I've interviewed the Learned Optimism guy and he's swell. When I was in my 20's, thanks to Pookie and Annie Hall, I actually thought being neurotic was a really attractive quality, and now--there is no great charm than a cheerful disposition. I'm all for happy, and even--dare I say--perky.

Posted by: KateCoe at December 11, 2005 11:06 AM

Swell is right on in describing him. He talked about how satisfied he feels planting flowers. I like this guy. Happy spreads. Neurosis isn't interesting, it's a substitute for complex thoughts of value. And I say that as somebody who thought being troubled was kind of cool, too, (in my early 20s). Now I listen to Julie Andrews!

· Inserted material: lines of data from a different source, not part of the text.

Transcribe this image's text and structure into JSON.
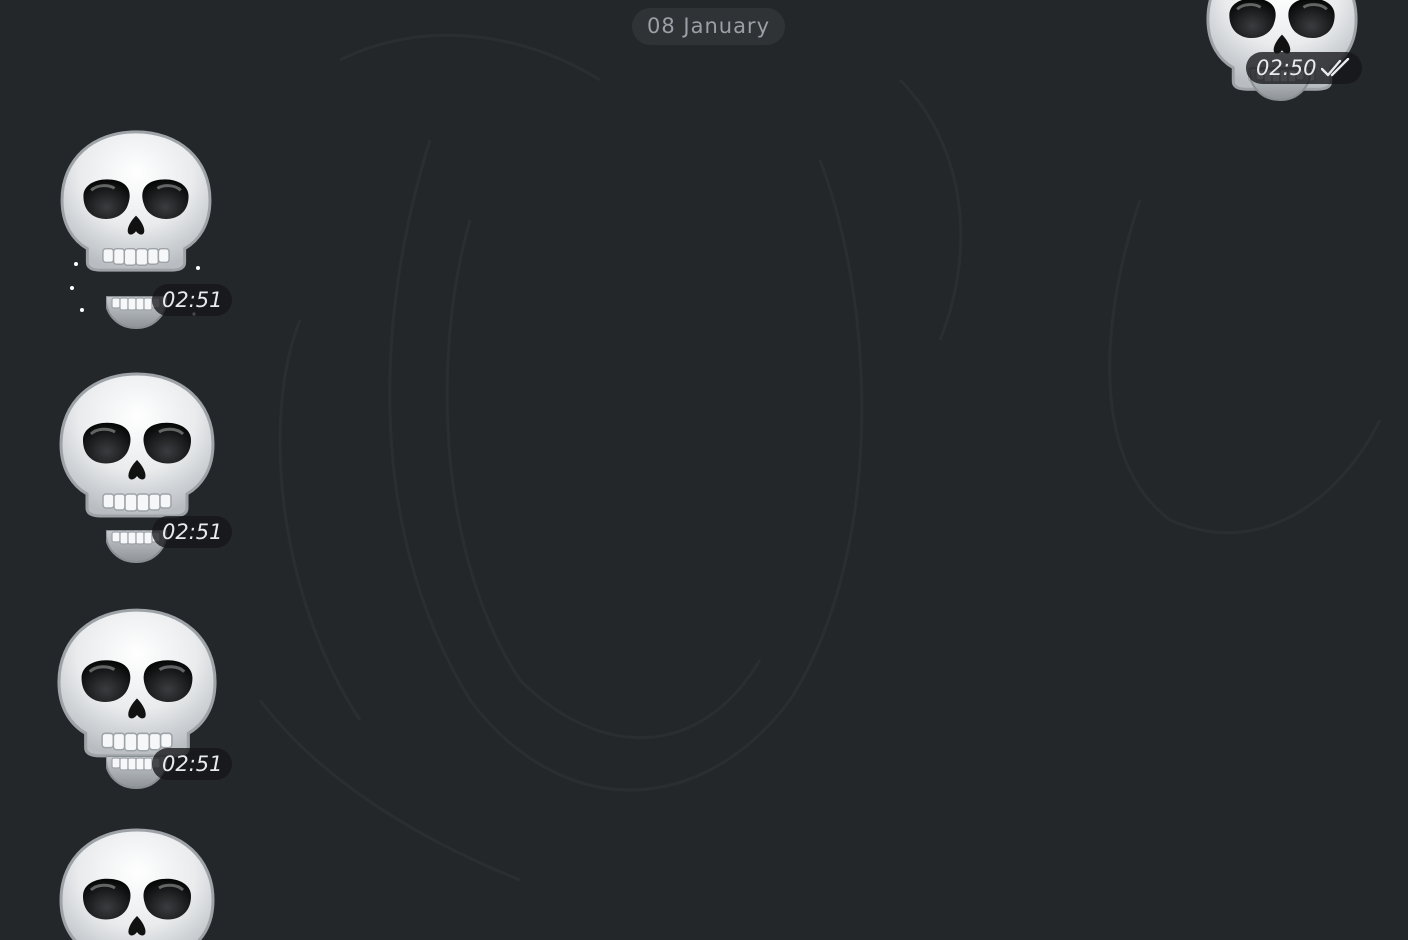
{
  "chat": {
    "date_separator": "08 January",
    "messages": [
      {
        "direction": "outgoing",
        "sticker": "skull-icon",
        "time": "02:50",
        "status": "read"
      },
      {
        "direction": "incoming",
        "sticker": "skull-icon",
        "time": "02:51"
      },
      {
        "direction": "incoming",
        "sticker": "skull-icon",
        "time": "02:51"
      },
      {
        "direction": "incoming",
        "sticker": "skull-icon",
        "time": "02:51"
      },
      {
        "direction": "incoming",
        "sticker": "skull-icon",
        "time": ""
      }
    ]
  },
  "colors": {
    "background": "#24272a",
    "time_pill": "#141618",
    "text": "#e8eaed",
    "date_text": "#9aa0a6"
  }
}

Posted by: Amy Alkon at December 11, 2005 12:09 PM

Why not be happy? It's LIFE-- not a life-long funeral.

I really like casting off stuff that no longer works for me. I just unloaded about a cubic yard of fabric that I've been "tending" for 10-15 years. I just don't sew much any more -- so I can happily give this stuff to quilters.

Life is grand.

Posted by: Deirdre B. at December 12, 2005 5:10 AM

I think a lot of us go through the "tortured artist" phase. I got a clue when I read an interview with Patti Smith and discovered she'd become June Cleaver.